We wish for our kids to walk and talk—until they wander into dangerous situations and start talking back. We hope for their independence, only to find out they can now decipher our not-so-secret code. Contrary to popular belief, as kids grow older, they don’t necessarily become easier; they just become more clever and defiant. Their skills can outpace their emotional understanding, and if my childhood memories serve me right, this doesn’t improve until well past the teenage years.
The wise approach here would be to cherish each phase rather than wishing them away. Every stage, despite its inherent stress, brings moments of wonder and joy. Yet, it’s hard to appreciate the joy when my 5 ½-year-old is throwing a fit over dessert being off-limits until after dinner.

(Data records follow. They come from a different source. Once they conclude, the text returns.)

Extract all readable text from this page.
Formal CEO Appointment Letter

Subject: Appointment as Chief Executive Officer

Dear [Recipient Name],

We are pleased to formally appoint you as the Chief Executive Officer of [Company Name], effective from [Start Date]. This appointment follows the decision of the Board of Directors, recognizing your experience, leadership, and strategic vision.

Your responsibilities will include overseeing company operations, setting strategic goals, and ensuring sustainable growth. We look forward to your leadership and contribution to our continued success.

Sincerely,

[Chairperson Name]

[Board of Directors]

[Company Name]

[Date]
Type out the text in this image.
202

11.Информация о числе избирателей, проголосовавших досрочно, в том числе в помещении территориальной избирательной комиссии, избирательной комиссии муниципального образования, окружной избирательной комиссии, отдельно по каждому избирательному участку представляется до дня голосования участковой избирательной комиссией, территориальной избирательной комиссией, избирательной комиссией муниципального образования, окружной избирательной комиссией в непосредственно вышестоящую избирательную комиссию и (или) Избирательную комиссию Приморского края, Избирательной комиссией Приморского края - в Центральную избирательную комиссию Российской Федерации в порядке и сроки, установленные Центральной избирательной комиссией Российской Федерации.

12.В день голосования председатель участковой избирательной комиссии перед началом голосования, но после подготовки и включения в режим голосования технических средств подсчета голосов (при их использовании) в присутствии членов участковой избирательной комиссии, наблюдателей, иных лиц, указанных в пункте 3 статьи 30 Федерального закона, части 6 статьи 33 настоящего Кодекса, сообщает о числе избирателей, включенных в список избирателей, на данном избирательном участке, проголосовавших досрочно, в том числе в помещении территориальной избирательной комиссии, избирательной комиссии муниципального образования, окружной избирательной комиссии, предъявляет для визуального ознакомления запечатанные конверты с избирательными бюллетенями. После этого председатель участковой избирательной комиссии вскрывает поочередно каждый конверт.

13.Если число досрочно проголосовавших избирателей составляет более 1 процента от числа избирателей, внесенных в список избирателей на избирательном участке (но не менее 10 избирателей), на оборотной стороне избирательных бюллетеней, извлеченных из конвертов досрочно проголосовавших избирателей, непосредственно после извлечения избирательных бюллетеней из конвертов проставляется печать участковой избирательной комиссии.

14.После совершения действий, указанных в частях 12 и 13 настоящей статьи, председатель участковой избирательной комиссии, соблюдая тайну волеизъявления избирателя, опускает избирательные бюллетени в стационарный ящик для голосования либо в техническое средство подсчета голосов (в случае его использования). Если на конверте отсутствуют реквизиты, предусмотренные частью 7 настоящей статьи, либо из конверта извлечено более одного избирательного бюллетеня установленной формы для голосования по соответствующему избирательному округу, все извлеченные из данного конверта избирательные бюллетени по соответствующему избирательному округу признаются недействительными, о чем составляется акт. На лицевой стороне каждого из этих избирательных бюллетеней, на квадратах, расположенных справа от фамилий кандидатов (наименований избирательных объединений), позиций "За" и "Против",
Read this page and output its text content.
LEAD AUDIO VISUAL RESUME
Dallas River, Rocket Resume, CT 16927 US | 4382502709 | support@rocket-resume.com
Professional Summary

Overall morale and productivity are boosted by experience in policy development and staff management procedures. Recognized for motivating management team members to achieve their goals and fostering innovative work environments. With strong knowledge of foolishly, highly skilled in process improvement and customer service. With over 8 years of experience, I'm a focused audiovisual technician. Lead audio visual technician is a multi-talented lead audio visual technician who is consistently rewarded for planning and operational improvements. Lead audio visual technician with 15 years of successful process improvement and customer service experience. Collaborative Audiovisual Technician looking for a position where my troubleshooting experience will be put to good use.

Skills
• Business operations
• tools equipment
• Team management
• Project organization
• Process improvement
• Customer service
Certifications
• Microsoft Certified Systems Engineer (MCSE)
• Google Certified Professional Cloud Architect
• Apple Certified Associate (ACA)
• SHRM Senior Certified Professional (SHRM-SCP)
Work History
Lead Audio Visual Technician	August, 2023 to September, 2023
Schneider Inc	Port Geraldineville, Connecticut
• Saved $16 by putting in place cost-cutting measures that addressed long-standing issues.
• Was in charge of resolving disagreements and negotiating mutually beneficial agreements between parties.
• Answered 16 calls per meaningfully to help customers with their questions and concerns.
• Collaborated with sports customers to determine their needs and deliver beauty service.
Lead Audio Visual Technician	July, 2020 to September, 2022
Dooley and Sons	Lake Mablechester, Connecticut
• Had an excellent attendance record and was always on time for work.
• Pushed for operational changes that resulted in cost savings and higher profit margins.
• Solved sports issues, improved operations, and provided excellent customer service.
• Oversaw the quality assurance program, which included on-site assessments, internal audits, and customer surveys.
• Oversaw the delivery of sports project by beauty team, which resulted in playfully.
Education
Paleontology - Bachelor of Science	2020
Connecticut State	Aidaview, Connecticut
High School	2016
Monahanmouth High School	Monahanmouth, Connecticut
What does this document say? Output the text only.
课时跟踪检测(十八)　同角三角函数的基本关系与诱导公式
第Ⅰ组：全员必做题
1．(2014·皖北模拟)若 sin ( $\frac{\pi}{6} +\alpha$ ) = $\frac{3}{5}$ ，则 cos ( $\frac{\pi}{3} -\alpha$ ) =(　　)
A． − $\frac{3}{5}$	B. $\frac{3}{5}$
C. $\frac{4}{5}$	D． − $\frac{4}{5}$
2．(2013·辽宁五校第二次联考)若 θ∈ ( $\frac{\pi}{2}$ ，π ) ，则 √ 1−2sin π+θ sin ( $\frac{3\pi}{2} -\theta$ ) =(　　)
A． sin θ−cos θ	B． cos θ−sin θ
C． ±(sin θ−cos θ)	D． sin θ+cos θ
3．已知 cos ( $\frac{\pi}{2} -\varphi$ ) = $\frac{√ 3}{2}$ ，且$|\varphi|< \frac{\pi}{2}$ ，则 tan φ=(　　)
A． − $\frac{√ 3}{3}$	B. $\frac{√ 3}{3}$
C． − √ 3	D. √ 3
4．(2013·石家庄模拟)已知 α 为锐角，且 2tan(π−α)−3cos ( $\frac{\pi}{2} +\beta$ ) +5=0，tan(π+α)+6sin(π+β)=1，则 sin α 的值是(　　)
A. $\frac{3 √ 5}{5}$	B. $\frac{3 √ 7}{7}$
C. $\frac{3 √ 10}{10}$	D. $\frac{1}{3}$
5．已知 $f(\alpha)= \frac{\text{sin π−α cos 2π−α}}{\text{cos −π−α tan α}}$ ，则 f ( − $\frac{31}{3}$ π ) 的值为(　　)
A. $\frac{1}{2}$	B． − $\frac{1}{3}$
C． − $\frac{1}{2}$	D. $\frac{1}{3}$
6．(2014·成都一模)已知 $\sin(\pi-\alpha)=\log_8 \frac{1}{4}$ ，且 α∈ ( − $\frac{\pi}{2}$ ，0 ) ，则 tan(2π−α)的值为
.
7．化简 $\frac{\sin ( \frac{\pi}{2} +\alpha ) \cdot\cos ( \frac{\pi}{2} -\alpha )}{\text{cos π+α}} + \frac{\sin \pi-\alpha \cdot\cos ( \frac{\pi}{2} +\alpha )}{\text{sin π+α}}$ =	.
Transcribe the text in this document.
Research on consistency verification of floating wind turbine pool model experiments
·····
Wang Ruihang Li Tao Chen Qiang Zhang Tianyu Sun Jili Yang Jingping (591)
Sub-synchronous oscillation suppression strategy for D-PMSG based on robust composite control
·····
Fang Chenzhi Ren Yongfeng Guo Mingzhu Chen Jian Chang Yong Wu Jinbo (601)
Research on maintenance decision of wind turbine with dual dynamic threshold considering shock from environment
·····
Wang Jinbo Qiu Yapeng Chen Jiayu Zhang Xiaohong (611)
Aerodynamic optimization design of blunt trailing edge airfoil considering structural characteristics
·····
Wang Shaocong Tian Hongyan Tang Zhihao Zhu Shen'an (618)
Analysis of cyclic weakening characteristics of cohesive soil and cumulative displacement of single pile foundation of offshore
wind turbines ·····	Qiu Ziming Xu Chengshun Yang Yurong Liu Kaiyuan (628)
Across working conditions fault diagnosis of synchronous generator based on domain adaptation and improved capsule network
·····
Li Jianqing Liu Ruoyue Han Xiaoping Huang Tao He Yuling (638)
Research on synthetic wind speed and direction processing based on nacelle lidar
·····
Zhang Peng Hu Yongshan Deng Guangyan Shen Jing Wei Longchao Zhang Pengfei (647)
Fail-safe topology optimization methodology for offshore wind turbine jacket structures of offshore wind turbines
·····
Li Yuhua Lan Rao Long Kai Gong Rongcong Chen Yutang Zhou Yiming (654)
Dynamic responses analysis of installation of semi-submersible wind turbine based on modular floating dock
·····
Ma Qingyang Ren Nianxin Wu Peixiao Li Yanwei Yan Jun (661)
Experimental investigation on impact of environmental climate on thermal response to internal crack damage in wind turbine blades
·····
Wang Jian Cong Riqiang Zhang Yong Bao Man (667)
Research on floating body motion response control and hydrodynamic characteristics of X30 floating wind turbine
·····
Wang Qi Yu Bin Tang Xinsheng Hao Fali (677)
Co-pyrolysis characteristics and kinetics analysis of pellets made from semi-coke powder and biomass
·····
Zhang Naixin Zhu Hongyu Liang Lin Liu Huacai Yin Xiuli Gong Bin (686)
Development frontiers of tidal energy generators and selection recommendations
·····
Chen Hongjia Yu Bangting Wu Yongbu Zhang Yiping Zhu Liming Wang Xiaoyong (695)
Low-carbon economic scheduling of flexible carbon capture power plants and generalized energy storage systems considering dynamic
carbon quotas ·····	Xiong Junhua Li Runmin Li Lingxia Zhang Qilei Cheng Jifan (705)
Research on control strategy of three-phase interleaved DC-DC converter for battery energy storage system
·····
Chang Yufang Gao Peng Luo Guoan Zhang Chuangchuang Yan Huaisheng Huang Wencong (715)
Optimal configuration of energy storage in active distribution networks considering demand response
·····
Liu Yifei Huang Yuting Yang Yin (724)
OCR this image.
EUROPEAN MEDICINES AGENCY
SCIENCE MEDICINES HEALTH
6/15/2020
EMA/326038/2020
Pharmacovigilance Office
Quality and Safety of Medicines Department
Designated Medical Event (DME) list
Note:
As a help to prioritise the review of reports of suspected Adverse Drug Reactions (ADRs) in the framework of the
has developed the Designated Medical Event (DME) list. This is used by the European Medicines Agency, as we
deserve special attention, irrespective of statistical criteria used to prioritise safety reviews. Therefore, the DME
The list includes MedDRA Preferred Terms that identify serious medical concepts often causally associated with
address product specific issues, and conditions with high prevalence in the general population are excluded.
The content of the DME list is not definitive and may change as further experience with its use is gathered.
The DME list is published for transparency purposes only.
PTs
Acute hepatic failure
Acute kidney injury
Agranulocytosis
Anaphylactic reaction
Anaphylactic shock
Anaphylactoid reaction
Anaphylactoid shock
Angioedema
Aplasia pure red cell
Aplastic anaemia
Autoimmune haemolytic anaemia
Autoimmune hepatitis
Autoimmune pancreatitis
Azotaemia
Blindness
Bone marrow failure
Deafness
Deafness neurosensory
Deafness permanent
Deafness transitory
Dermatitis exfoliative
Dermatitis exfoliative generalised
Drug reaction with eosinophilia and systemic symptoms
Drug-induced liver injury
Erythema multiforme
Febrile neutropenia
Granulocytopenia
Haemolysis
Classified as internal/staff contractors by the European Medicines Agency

It’s a tricky balance of “be careful what you wish for,” but I’m more than willing to roll the dice on the next phase if it means these absurd tantrums will finally phase out! For more insights, check out this post on Cervical Insemination.
In summary, tantrums are a part of the parenting journey that persists long after the toddler years. As children grow, their challenges evolve, often leading to more complex issues. While it’s tempting to long for simpler times, each phase has its own joys and trials that shape our parenting experience.